En décembre 2008, le Hamas était très différent de celui d’aujourd’hui. A cette époque, le Mouvement était bien isolé et considéré par plusieurs pays arabes comme une organisation terroriste. En 2008, l’opération Plomb durci s’était donné pour objectif de mettre fin aux tirs de roquettes lancées depuis la bande de Gaza, sur toutes les villes limitrophes, et en particulier sur Sderot.
Aujourd’hui, même si l’opération militaire Pilier de défense a été déclenchée pour les mêmes raisons (les tirs de roquettes sur le sud d’Israël), le Hamas est bien différent. Car entre-temps, le Printemps arabe a changé les équations et bouleversé plusieurs régimes arabes. Les Frères musulmans, qui ont la même idéologie que le Hamas, ont pris le pouvoir dans certains pays, comme la Tunisie et l’Egypte.

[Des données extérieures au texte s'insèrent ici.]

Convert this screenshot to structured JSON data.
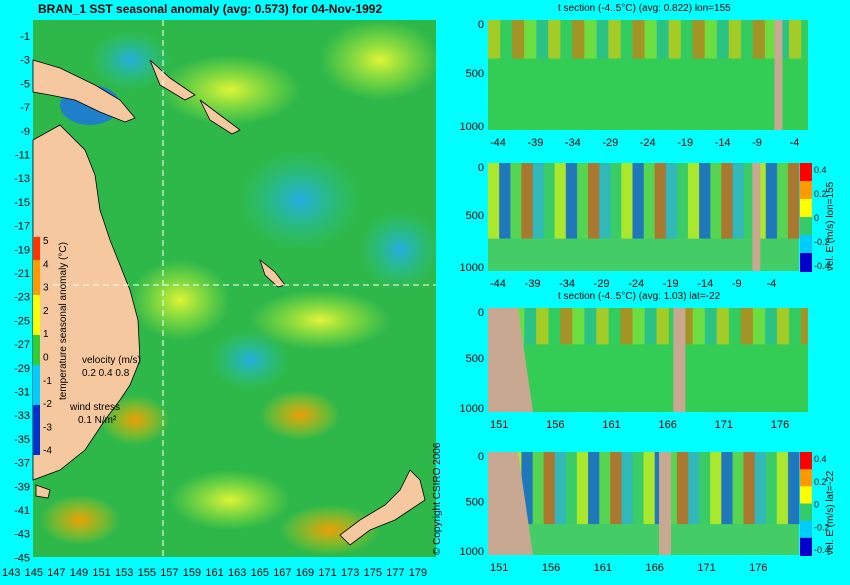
{
  "map": {
    "title": "BRAN_1 SST seasonal anomaly (avg: 0.573) for 04-Nov-1992",
    "ytick_labels": [
      "-1",
      "-3",
      "-5",
      "-7",
      "-9",
      "-11",
      "-13",
      "-15",
      "-17",
      "-19",
      "-21",
      "-23",
      "-25",
      "-27",
      "-29",
      "-31",
      "-33",
      "-35",
      "-37",
      "-39",
      "-41",
      "-43",
      "-45"
    ],
    "xtick_labels": [
      "143",
      "145",
      "147",
      "149",
      "151",
      "153",
      "155",
      "157",
      "159",
      "161",
      "163",
      "165",
      "167",
      "169",
      "171",
      "173",
      "175",
      "177",
      "179"
    ],
    "colorbar_label": "temperature seasonal anomaly (°C)",
    "colorbar_ticks": [
      "5",
      "4",
      "3",
      "2",
      "1",
      "0",
      "-1",
      "-2",
      "-3",
      "-4"
    ],
    "velocity_label": "velocity (m/s)",
    "velocity_scale": "0.2 0.4 0.8",
    "wind_label": "wind stress",
    "wind_scale": "0.1 N/m²",
    "crosshair_lon": 155,
    "crosshair_lat": -22
  },
  "panels": [
    {
      "title": "t section (-4..5°C) (avg: 0.822) lon=155",
      "xticks": [
        "-44",
        "-39",
        "-34",
        "-29",
        "-24",
        "-19",
        "-14",
        "-9",
        "-4"
      ],
      "yticks": [
        "0",
        "500",
        "1000"
      ],
      "side_label": ""
    },
    {
      "title": "",
      "xticks": [
        "-44",
        "-39",
        "-34",
        "-29",
        "-24",
        "-19",
        "-14",
        "-9",
        "-4"
      ],
      "yticks": [
        "0",
        "500",
        "1000"
      ],
      "side_label": "vel. E (m/s) lon=155",
      "cb_ticks": [
        "0.4",
        "0.2",
        "0",
        "-0.2",
        "-0.4"
      ]
    },
    {
      "title": "t section (-4..5°C) (avg: 1.03) lat=-22",
      "xticks": [
        "151",
        "156",
        "161",
        "166",
        "171",
        "176"
      ],
      "yticks": [
        "0",
        "500",
        "1000"
      ],
      "side_label": ""
    },
    {
      "title": "",
      "xticks": [
        "151",
        "156",
        "161",
        "166",
        "171",
        "176"
      ],
      "yticks": [
        "0",
        "500",
        "1000"
      ],
      "side_label": "vel. E (m/s) lat=-22",
      "cb_ticks": [
        "0.4",
        "0.2",
        "0",
        "-0.2",
        "-0.4"
      ]
    }
  ],
  "copyright": "© Copyright CSIRO 2006",
  "colors": {
    "background": "#00ffff",
    "land": "#f5c8a0",
    "ocean_base": "#2fb84a",
    "section_land": "#c8a890"
  }
}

Alors que l’Egypte de Moubarak critiquait le Hamas et s’y opposait, celle de Mohamed Morsi a, quant à elle, rapatrié son ambassadeur en Israël dès le premier jour de l’opération, et s’est empressée d’envoyer à Gaza une délégation présidée par son Premier ministre Hicham Qandil pour soutenir le mouvement gazaouï et son chef de gouvernement, Ismail Haniyeh. De la même manière, le ministre tunisien des Affaires étrangères s’est rendu à Gaza et a même organisé un sommet arabe au Caire.
Une semaine avant l’opération Pilier de défense, c’était l’émir du Qatar qui se rendait dans la bande côtière. Pour annoncer, au terme de sa visite, un don de 400 millions de dollars au Hamas ! En quatre ans, depuis la fin de Plomb durci, le mouvement de résistance islamique a réussi à obtenir des armes de l’Iran et ainsi pu étoffer son arsenal avec des missiles Fajr-3 et 5, forts d’une portée de plus de 70 km. Du coup, en 2012, le Hamas est militairement et politiquement mieux équipé et mieux préparé à la guerre.
Des visages qui en disent long
Parallèlement, Israël a, à son tour, donné de la légitimité au Hamas par toutes ses prises de contact indirectes pour la libération du soldat Guilad Schalit. En effet, en 2011, lorsqu’Israël signe un accord avec le Hamas pour l’échange de prisonniers, l’Etat hébreu légitimise pour la première fois le mouvement terroriste.
Le 22 novembre dernier, le porte-parole du Hamas s’empressait d’annoncer la victoire de son mouvement sur les sionistes et de proclamer « la Journée nationale de la victoire ».
Khaled Meshaal, le chef de la diplomatie du Hamas, a même prétendu que Binyamin Netanyahou avait supplié l’Egypte et les Etats- Unis afin d’aboutir à un cessez le feu...
Beaucoup d’Israéliens pensent vraiment qu’Israël a perdu cette guerre, car les principaux objectifs n’ont, à leurs yeux, pas été réalisés. En effet, rétablir la force de dissuasion et stopper les tirs de missiles étaient les principaux buts affichés par le ministre de la Défense Ehoud Barak. Mais l’ironie du sort a voulu que le cessez-le-feu ait fait sortir des centaines de Palestiniens dans la rue pour célébrer leur «triomphe». Ce qui est très humiliant pour Israël.
L’Etat hébreu s’est, quant à lui, engagé par cet accord à arrêter les éliminations ciblées, à ouvrir les points de passage et ainsi à mettre fin au blocus sur Gaza. Le Hamas, pour sa part, s’est engagé à ne pas tirer sur Israël.
Mais ne nous voilons pas la face : cet accord est un accord de soumission. Israël devra continuer à faire face à deux problèmes majeurs dans la bande de Gaza : la fabrication locale des armes et la contrebande de munitions plus sophistiquées venues d’Iran ou de Libye, par le biais des tunnels souterrains. Le problème existait, existe et perdurera.
Alors oui, le Hamas a gagné la guerre. Il suffit d’écouter Khaled Meshaal, lors de sa conférence de presse : « Regardez le trio Barak-Netanyahou-Liberman, leurs visages expliquent tout ».
Edy Cohen, titulaire d’un doctorat, est spécialiste des Affaires arabes. Il a travaillé pour le ministère de l’Intérieur et Tsahal.